La fotografia scattata da Agcom non si limita al declino televisivo, ma si estende a un panorama complesso e in rapida evoluzione. Sul fronte della par condicio, Lasorella ha sollecitato un intervento legislativo che estenda le regole del silenzio elettorale anche alle piattaforme digitali, ancora oggi escluse da vincoli espliciti. Un vuoto normativo che rischia di rendere inefficace la regolazione dell’equità informativa in campagna elettorale.

Altro tema chiave è quello del telemarketing selvaggio: a partire da ottobre, entreranno in vigore nuove misure per bloccare le chiamate indesiderate dai call center esteri che usano numeri italiani falsificati (CLI spoofing), grazie a obblighi specifici imposti agli operatori. Un passo atteso e necessario per la tutela della privacy dei consumatori.

Anche il settore degli influencer entra finalmente sotto la lente dell’Autorità, con una nuova disciplina volta a responsabilizzare questi nuovi attori della comunicazione pubblicitaria e informativa. In materia di comunicazioni mobili, debutta un sistema di bollini colorati per le offerte 5G, pensato per informare meglio i cittadini su caratteristiche, velocità e limitazioni dei servizi offerti.

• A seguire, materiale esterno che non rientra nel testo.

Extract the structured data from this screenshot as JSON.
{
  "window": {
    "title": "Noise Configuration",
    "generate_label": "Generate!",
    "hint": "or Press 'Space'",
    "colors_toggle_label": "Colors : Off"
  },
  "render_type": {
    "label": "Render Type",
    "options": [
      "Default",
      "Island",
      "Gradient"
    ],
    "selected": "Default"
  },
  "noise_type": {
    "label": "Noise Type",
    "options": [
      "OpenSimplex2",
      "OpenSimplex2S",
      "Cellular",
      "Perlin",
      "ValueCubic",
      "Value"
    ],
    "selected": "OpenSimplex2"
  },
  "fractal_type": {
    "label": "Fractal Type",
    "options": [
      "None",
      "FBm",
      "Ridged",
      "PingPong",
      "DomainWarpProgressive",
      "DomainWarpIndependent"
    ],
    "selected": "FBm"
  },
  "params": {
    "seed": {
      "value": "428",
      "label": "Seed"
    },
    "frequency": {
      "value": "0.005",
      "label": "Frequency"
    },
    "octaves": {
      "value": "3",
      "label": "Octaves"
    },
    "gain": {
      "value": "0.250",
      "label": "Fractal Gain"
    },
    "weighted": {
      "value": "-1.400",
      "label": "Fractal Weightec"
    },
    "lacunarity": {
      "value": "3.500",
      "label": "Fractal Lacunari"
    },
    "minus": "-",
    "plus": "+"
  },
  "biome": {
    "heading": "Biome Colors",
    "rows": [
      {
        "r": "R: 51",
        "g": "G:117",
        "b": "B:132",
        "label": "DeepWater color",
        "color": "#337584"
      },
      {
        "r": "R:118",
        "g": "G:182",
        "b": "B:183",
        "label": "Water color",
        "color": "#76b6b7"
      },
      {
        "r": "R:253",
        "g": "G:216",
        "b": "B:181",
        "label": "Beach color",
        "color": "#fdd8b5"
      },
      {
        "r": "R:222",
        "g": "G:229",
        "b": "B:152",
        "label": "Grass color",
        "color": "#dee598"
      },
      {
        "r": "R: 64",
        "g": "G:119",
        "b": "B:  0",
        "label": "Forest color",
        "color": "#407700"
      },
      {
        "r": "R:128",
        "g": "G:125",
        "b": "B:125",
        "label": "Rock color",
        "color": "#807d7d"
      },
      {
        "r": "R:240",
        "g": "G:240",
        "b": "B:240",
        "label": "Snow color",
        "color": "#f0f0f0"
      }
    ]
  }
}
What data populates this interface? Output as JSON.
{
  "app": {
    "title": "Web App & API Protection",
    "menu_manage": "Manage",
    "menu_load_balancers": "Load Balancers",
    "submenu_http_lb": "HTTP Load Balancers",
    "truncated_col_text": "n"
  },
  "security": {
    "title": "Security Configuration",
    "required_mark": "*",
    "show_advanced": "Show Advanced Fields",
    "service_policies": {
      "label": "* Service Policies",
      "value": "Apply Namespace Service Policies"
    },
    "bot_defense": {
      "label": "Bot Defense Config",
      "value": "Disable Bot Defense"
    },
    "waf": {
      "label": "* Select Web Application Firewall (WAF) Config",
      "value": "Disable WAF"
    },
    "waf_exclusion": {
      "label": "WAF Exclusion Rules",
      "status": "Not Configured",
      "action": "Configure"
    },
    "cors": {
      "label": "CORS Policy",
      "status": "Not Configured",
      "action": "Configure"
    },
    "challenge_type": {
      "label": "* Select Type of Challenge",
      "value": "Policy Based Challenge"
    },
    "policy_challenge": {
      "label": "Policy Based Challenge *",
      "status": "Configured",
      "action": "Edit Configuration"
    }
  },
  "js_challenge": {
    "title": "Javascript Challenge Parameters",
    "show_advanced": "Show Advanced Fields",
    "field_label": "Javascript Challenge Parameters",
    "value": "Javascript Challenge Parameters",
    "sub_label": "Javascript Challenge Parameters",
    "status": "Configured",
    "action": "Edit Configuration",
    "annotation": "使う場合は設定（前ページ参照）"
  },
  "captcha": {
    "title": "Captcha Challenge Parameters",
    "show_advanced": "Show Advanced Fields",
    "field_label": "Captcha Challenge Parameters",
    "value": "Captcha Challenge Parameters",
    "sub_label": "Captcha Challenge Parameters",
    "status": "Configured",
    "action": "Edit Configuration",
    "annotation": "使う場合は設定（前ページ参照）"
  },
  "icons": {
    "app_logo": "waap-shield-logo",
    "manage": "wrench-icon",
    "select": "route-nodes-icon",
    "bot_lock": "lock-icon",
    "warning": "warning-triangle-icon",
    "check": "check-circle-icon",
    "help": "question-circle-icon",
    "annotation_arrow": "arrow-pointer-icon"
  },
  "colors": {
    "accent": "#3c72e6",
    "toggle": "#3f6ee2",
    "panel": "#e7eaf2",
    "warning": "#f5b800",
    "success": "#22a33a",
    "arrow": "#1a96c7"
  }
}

Infine, la questione dell’equo compenso per le opere giornalistiche: un altro punto cardine della relazione, che chiama in causa direttamente le piattaforme digitali e il loro potere economico. «Remunerare editori e giornalisti per i contenuti utilizzati è fondamentale per salvare l’informazione di qualità e contrastare le posizioni dominanti delle big tech», ha spiegato Lasorella. Senza un meccanismo di redistribuzione equa del valore creato online, l’intero ecosistema informativo rischia di impoverirsi, lasciando campo libero a contenuti non verificati, orientati unicamente al clic e alla viralità.

In un Paese dove la disinformazione corre veloce e la qualità informativa è sempre più a rischio, l’azione regolatoria dell’Agcom si propone non solo come garante, ma come promotrice di una trasformazione necessaria. «Il digitale non può essere una giungla – ha concluso Lasorella –. Dobbiamo governare le trasformazioni tecnologiche nel rispetto del pluralismo, della dignità delle persone e della trasparenza dei mercati». E la prima tappa di questo governo del cambiamento è proprio prendere atto che l’era della Tv come regina incontrastata dell’informazione è finita. Il futuro passa da un ecosistema integrato, regolato, consapevole, dove la qualità e l’affidabilità devono trovare nuove forme, nuovi attori, ma soprattutto nuove regole.